Alfred Ehrhardts Landschaftsfotografien vom Watt, von der Kurischen Nehrung oder von Island sind Fotokennern als wertvolle und seltene Sammlerstücke bekannt. Dass Ehrhardt ursprünglich Musiker, Maler und Kunstpädagoge war, bevor er 1933 von den Nationalsozialisten wegen zu moderner Kunstauffassung entlassen wurde, ist weniger bekannt.
Dabei beruht sein fotografischer Stil, der innerhalb der Fotografiegeschichte der 30er Jahre als einmalig gilt, maßgeblich auf einer künstlerischen Sichtweise, die durch seinen Aufenthalt am Dessauer Bauhaus geprägt wurde. Paul Klee, Oskar Schlemmer und Wassily Kandinsky, bei denen er sich mit Abstraktion, „Ur-Form“ und Archaik oder mit Rhythmus, Dynamik und Kontrapunktik auseinandersetzte, beeinflußten gleichermaßen sein künstlerisches Werk wie seine weltanschauliche Überzeugung. Der Gedanke einer hinter der sichtbaren Wirklichkeit verborgenen kosmologischen Ordnung, die Natur wie Mensch bestimmt, manifestiert sich in den streng durchkomponierten abstrakten Landschaftsbildern der frühen Gemälde wie der nachfolgenden Fotografien.

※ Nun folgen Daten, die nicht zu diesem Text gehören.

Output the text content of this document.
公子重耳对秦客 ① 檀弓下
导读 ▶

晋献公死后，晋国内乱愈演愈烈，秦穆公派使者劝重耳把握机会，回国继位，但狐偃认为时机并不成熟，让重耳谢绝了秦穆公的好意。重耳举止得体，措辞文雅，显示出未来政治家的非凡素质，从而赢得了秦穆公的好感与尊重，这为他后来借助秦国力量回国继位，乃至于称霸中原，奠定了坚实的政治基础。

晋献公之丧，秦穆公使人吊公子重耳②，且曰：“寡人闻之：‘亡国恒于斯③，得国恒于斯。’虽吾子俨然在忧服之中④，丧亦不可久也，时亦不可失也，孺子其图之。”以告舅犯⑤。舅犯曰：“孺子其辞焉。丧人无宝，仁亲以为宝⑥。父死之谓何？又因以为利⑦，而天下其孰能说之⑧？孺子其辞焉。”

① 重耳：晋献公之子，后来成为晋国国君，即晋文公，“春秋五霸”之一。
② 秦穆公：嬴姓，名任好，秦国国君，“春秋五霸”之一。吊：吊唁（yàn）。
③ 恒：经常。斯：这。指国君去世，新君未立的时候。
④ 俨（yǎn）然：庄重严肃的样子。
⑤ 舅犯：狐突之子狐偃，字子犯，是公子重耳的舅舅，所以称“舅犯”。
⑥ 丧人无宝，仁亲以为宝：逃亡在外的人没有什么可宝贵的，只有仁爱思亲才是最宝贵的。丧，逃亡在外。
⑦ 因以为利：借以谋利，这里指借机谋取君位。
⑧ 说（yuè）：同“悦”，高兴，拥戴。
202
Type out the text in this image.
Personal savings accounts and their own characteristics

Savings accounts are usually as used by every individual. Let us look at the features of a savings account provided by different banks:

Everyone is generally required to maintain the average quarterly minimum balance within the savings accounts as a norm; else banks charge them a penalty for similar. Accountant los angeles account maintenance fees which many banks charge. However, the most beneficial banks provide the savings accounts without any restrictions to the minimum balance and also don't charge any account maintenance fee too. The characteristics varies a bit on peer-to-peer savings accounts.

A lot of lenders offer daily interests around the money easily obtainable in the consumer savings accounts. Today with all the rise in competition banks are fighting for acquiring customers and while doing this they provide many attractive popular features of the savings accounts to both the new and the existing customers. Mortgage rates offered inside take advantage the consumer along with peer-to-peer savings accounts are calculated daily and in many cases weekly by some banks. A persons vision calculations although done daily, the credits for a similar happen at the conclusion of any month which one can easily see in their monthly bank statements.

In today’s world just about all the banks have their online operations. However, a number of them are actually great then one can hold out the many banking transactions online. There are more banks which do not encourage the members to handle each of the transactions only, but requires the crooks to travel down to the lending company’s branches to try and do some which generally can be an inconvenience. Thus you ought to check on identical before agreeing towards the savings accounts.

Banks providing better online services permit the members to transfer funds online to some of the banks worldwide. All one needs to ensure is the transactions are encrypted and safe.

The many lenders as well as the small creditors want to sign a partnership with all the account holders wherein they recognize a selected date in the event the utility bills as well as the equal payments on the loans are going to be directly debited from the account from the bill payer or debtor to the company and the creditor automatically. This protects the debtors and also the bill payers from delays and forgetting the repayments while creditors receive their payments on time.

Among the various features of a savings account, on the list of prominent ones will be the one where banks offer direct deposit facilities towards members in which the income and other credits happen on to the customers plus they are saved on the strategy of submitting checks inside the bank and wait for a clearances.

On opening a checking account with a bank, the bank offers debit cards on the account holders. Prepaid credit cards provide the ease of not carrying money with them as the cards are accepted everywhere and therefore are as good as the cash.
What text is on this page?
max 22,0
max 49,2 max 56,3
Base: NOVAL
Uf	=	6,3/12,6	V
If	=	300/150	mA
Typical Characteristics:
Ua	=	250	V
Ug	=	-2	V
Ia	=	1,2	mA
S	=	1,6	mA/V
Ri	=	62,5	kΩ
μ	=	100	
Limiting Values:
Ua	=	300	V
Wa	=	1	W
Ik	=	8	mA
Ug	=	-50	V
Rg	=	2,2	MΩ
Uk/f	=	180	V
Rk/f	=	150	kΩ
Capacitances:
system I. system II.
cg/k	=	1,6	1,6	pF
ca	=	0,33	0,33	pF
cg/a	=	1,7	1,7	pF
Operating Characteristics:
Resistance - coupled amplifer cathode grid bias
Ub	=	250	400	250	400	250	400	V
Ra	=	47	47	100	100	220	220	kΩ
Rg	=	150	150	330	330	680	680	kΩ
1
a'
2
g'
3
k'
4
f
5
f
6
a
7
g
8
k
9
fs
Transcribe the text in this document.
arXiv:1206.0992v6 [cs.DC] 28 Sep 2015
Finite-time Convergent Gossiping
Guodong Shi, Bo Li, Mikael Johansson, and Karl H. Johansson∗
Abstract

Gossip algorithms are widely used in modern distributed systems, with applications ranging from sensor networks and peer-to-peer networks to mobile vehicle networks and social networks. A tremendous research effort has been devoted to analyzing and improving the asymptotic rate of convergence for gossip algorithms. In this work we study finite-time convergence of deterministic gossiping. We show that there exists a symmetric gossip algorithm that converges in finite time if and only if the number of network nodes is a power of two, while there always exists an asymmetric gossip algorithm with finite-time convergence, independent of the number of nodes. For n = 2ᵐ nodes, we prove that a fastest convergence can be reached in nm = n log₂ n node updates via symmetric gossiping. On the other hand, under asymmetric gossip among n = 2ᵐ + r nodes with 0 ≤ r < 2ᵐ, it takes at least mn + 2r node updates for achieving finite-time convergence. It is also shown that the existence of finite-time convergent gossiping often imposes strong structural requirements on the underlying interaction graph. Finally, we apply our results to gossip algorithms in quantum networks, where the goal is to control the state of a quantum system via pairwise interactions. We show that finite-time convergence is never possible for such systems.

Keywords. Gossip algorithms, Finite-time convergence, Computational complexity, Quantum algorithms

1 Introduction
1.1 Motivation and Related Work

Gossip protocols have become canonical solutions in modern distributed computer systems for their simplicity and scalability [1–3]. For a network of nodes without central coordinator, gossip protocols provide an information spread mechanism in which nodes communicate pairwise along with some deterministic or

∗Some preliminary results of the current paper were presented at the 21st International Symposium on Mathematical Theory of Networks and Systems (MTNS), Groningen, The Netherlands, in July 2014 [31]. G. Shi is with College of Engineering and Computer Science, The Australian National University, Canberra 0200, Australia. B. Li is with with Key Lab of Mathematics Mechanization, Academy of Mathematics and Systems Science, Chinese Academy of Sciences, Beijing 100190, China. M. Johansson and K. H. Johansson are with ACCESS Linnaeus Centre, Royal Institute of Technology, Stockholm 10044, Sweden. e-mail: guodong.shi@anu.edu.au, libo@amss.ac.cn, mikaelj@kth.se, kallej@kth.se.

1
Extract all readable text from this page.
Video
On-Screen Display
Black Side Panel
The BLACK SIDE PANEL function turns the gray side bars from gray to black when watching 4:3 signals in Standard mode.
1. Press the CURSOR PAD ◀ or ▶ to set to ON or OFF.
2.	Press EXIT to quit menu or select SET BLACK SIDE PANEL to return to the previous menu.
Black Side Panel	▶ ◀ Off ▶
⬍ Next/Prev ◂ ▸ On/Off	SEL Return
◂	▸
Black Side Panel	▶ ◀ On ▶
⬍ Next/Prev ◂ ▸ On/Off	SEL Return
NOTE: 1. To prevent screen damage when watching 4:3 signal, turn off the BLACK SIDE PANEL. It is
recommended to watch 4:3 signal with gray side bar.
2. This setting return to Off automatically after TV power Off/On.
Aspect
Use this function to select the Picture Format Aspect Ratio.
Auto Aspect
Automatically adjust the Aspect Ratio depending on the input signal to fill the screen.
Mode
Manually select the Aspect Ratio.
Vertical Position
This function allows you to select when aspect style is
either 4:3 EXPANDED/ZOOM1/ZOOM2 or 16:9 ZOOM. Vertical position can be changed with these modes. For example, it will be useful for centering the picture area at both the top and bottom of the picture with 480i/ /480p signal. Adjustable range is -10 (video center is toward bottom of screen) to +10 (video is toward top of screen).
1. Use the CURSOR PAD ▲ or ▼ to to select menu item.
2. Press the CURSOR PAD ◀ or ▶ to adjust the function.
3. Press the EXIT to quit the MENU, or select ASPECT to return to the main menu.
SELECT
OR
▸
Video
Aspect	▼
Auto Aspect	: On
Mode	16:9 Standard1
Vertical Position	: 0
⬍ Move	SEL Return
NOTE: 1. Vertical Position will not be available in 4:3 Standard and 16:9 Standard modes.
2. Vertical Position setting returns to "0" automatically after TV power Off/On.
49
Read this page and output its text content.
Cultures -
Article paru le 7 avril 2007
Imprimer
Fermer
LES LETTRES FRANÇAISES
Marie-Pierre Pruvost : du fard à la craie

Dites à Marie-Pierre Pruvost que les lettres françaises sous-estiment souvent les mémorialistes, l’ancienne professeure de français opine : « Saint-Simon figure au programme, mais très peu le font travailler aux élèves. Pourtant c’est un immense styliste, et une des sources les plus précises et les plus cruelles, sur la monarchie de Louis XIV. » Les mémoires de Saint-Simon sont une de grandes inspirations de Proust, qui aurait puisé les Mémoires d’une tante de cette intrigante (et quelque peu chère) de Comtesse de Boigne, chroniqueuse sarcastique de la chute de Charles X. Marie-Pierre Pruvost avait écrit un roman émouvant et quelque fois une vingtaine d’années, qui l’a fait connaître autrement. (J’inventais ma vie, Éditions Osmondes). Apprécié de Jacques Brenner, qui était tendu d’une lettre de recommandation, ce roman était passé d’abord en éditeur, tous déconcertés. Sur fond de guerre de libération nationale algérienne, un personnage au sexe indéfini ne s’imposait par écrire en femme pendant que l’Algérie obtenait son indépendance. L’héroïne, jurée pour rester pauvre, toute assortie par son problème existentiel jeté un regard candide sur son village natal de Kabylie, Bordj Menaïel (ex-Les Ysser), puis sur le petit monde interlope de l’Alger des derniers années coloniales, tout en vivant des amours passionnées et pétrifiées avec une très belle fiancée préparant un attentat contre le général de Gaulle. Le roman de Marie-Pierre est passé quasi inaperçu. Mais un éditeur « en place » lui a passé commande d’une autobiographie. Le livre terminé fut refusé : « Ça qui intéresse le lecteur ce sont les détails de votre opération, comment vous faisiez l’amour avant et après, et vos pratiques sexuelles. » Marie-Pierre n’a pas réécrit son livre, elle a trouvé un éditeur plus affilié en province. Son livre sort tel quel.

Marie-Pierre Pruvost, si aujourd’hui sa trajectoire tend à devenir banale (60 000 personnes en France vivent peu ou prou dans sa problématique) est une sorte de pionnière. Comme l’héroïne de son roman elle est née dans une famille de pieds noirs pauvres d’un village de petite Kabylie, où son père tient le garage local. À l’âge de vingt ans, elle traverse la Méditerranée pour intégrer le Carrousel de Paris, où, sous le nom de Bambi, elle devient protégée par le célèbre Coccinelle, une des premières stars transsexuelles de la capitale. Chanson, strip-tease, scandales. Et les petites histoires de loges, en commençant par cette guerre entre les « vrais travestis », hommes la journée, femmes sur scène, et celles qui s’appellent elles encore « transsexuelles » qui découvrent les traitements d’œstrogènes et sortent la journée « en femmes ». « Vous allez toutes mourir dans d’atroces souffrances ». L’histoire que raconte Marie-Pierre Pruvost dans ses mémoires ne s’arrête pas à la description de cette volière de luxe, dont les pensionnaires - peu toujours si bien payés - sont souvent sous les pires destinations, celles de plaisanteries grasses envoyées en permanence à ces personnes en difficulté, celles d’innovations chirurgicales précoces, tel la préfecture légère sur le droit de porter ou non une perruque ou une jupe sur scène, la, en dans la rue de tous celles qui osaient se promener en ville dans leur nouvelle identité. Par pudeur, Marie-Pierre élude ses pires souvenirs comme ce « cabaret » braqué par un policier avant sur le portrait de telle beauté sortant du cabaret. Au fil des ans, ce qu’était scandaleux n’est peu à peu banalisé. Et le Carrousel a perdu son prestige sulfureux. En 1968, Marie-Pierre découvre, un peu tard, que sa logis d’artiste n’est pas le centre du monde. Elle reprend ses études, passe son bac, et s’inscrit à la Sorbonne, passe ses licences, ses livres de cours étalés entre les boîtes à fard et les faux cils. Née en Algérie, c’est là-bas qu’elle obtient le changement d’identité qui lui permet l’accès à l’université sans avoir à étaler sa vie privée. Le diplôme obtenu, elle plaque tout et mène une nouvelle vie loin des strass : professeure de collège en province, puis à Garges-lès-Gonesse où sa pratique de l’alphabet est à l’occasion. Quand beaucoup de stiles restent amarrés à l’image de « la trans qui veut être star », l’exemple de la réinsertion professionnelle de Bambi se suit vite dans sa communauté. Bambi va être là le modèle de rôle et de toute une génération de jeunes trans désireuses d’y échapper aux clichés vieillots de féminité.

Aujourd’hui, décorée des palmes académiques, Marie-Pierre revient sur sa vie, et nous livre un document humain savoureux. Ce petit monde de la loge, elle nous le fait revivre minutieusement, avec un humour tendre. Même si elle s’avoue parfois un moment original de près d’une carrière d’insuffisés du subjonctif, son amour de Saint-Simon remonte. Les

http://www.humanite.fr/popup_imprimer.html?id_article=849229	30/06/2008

Angelehnt an Wassily Kandinsky, der seine Arbeit schätzte und unterstützte, fand Ehrhardt sein erklärtes Ziel in der Vergeistigung des Materiellen. Noch deutlicher zeigen sich Parallelen zu Paul Klees Natursicht. Für Klee wie für Ehrhardt ist das Kunstwerk ein organisch gewachsenes Gebilde, in dem sich die Erscheinungsformen der Natur in ihrer ganzen Vielfalt spiegeln. Bei der Beobachtung der gesetzmäßigen Funktions- und Bewegungszusammenhänge in der Natur gehen beide Künstler von der Frage nach der seelischen Ganzheit und dem geistigen Inhalt aus, nach der „Wesenhaftigkeit“ und „Beseelung der Dinge“. Für Ehrhardt wie für Klee verlangt jede Energie nach ihrem Komplement, Bewegung und Gegenbewegung ordnen sich zu sinnvoller Harmonie und werden Funktionen im Bildraum. In der Überzeugung eines umfassenden Weltganzen werden wie im taoistischen Prinzip von Yin und Yang Gegensätze als explizite Zweiheit begriffen, in der eine implizite Einheit zum Ausdruck kommt.
So bildet in vielen Zeichnungen und Gemälden Alfred Ehrhardts die Horizontlinie, an der sich alle anderen Linien ausrichten, nicht nur die bloße Grenze zwischen Oben und Unten oder Himmel und Erde. In der Reduktion auf einige wesentliche Bildelemente, die Meer oder Gebirge andeuten, wird sie zum Symbol der Grenze zwischen Diesseits und Jenseits. Beide Dimensionen, die äußere wie die innere, die materielle wie die transzendente, sind miteinander verknüpft. Jenseits bzw. diesseits der Grenze findet jede Bewegung und Form ihre Spiegelung. Der Mond bezeichnet kosmische Kräfte, die sich in der „Bewegung“, den Rhythmen und Zyklen der Natur offenbaren. Das Pendel ist Sinnbild von Erdgravitation und Zentrifugalkraft und gemahnt gleichzeitig an sein Gegenteil: Schwerelosigkeit und Chaos.
Das Bezugssystem von Zeichen und Bedeutungen, das Ehrhardt in seiner vom Bauhaus beeinflußten frühen Malerei entwickelt, findet in den 30er Jahre im Medium Fotografie seine gedankliche und künstlerische Fortsetzung. Die selten gezeigten malerischen Arbeiten bilden die Folie und Voraussetzung des späteren fotografischen Ausdrucks.